Ian has had teachers, coaches and friends treat him as if he is weird or purposefully defying them. For example, one day, as I viewed his nursery school classroom through a two-way mirror with another assistant at the school, I witnessed Ian speaking in class, then subsequently getting yelled at, pulled to a corner and placed in time out. Ian, who loves books, found one with a piece of wrapping paper still attached to it. I watched him gently remove the wrapping paper and begin reading the book. I waited until the end of the day during pick-up time to ask the offending teacher how Ian fared in class. The teacher lamented that Ian stormed off to a corner and began ripping up books in anger. After listening to her account, I felt so grateful to have been present that morning to witness the truth and confidently refute her false accusation. I promptly responded that I was there, that I saw everything and that her narrative was egregiously inaccurate. Fortunately the Principal of the school, a staunch and compassionate ally, and someone I will be forever grateful to, immediately switched Ian to a classroom with a teacher who was more honest, compassionate, and who knew how to interact with a child with special needs. I can say with utmost conviction that this new teacher played an integral role in saving our son’s life.

What is important to know about Autism and those who live with ASD?

We have to be our children’s biggest champions and instill in them the confidence that not only do they belong in this society, but they are integral to its evolution. Our world needs different types of minds and we feel blessed to have the privilege of raising our son Ian in all his neurodivergent brilliance. Please remember – your child is not broken and that it is a privilege to have them in our lives. Please treat your child with dignity and respect.

If you believe your child may have Autism, please have them evaluated immediately – it will only help your child navigate this world in a more positive way. As a parent, you will hear far too many “no”’s from your friends, strangers, and even some in the medical community. Follow your gut and intuition – you know your child best and don’t stop advocating for your child and your right to not just receive an evaluation, but also receive critical developmental services. If you are having difficulty speaking with your school or physician, please let Khan’s Tutorial know. We will do our best to help you.

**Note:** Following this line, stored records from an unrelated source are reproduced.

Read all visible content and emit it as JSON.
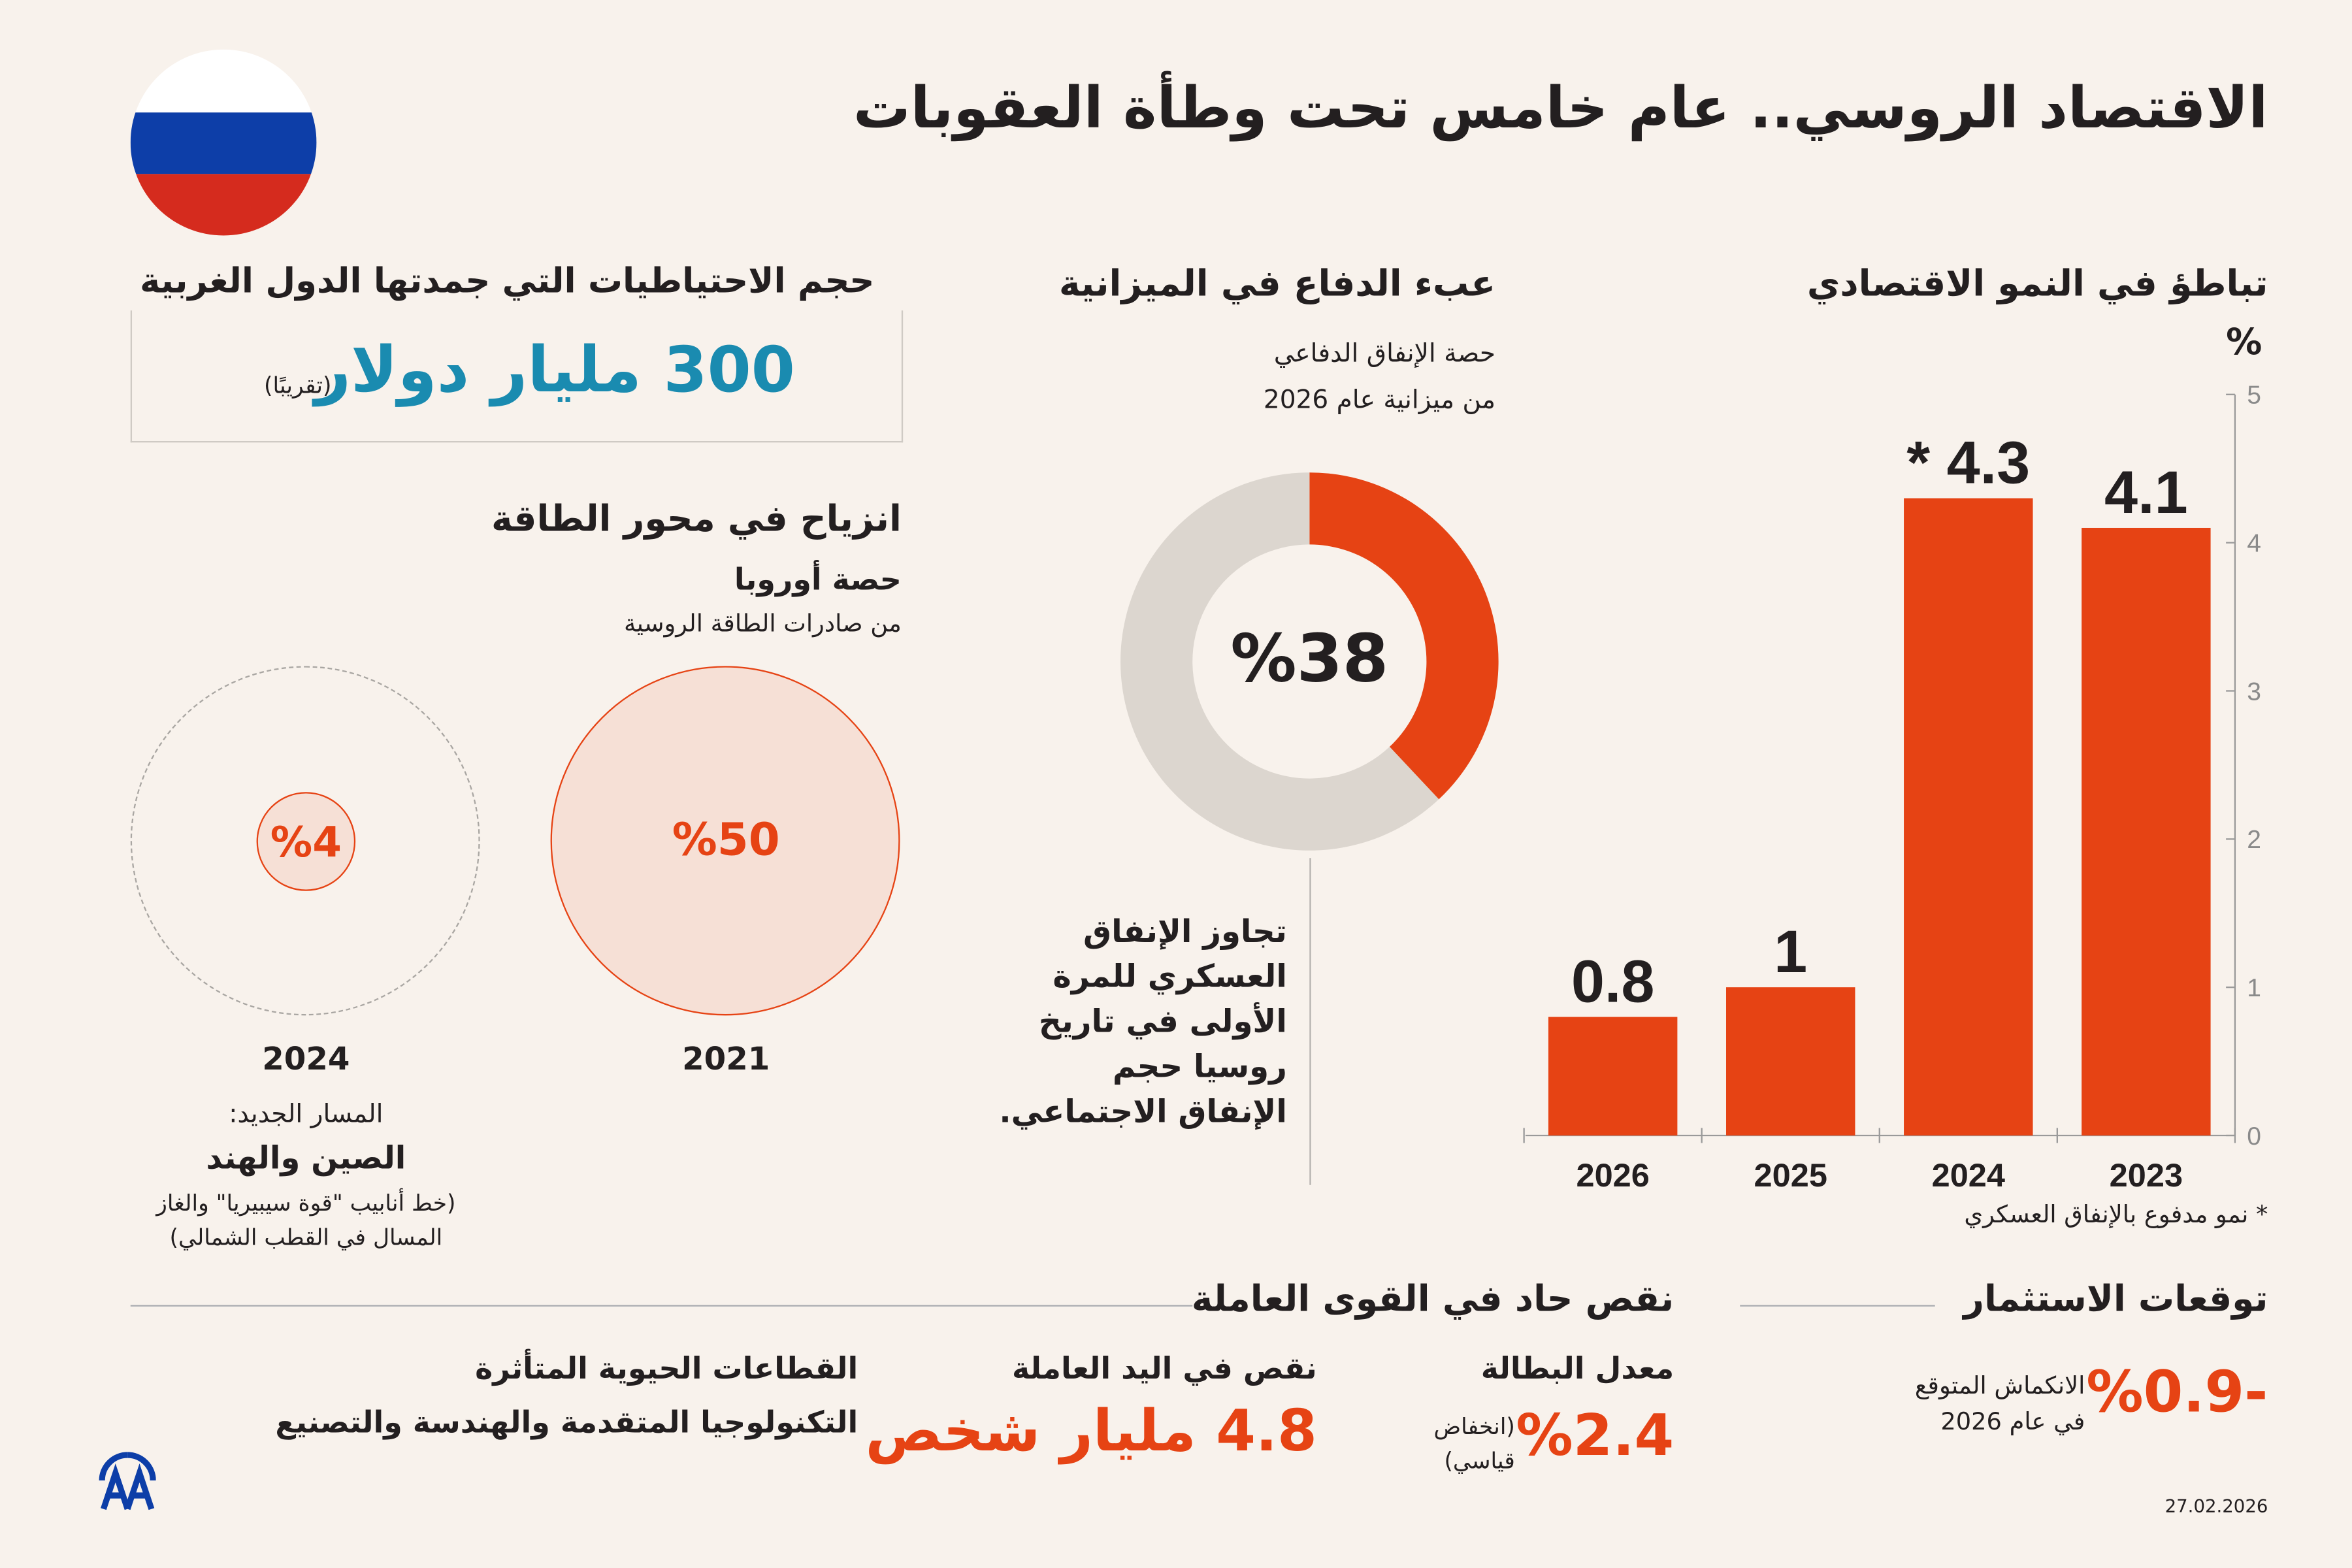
{
  "title": "الاقتصاد الروسي.. عام خامس تحت وطأة العقوبات",
  "colors": {
    "accent": "#e64314",
    "blue": "#1a8bb0",
    "grey": "#dcd6cf",
    "background": "#f8f2ec"
  },
  "growth": {
    "heading": "تباطؤ في النمو الاقتصادي",
    "unit": "%",
    "footnote": "* نمو مدفوع بالإنفاق العسكري"
  },
  "chart_data": [
    {
      "type": "bar",
      "title": "تباطؤ في النمو الاقتصادي",
      "ylabel": "%",
      "categories": [
        "2023",
        "2024",
        "2025",
        "2026"
      ],
      "values": [
        4.1,
        4.3,
        1,
        0.8
      ],
      "value_labels": [
        "4.1",
        "* 4.3",
        "1",
        "0.8"
      ],
      "ylim": [
        0,
        5
      ],
      "yticks": [
        "0",
        "1",
        "2",
        "3",
        "4",
        "5"
      ],
      "grid": false
    },
    {
      "type": "pie",
      "title": "عبء الدفاع في الميزانية",
      "categories": [
        "الإنفاق الدفاعي",
        "بقية الميزانية"
      ],
      "values": [
        38,
        62
      ],
      "center_label": "%38"
    }
  ],
  "defense": {
    "heading": "عبء الدفاع في الميزانية",
    "sub1": "حصة الإنفاق الدفاعي",
    "sub2": "من ميزانية عام 2026",
    "note": [
      "تجاوز الإنفاق",
      "العسكري للمرة",
      "الأولى في تاريخ",
      "روسيا حجم",
      "الإنفاق الاجتماعي."
    ]
  },
  "reserves": {
    "heading": "حجم الاحتياطيات التي جمدتها الدول الغربية",
    "value": "300 مليار دولار",
    "approx": "(تقريبًا)"
  },
  "energy": {
    "heading": "انزياح في محور الطاقة",
    "sub1": "حصة أوروبا",
    "sub2": "من صادرات الطاقة الروسية",
    "y2021": "2021",
    "v2021": "%50",
    "y2024": "2024",
    "v2024": "%4",
    "share_2021": 50,
    "share_2024": 4,
    "route_label": "المسار الجديد:",
    "route": "الصين والهند",
    "route_note1": "(خط أنابيب \"قوة سيبيريا\" والغاز",
    "route_note2": "المسال في القطب الشمالي)"
  },
  "investment": {
    "heading": "توقعات الاستثمار",
    "value": "%0.9-",
    "label1": "الانكماش المتوقع",
    "label2": "في عام 2026"
  },
  "labor": {
    "heading": "نقص حاد في القوى العاملة",
    "unemp_label": "معدل البطالة",
    "unemp_value": "%2.4",
    "unemp_note1": "(انخفاض",
    "unemp_note2": "قياسي)",
    "shortage_label": "نقص في اليد العاملة",
    "shortage_value": "4.8 مليار شخص",
    "sectors_label": "القطاعات الحيوية المتأثرة",
    "sectors_value": "التكنولوجيا المتقدمة والهندسة والتصنيع"
  },
  "logo": "AA",
  "date": "27.02.2026"
}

Where can I go to get evaluated in NYC?

Children Under 3 – Contact NYS Early Intervention Program at (518) 473-7016 or contact county Early Intervention Program at https://www.health.ny.gov/community/infants_children/early_intervention/county_eip.htm 

Child Between 3-5 – Write referral letter to the Committee on Preschool Special Education (CPSE). In the letter, list your child’s name, DOB, concerns, phone number, address and that you are requesting an evaluation. NYS CPSE contact information can be found here: https://www.schools.nyc.gov/learning/special-education/help/committees-on-special-education

School-Aged Child – Write a referral letter and give it to your school’s Principal. In the letter, list your child’s name, DOB, concerns, your phone number, address and that you are requesting an evaluation.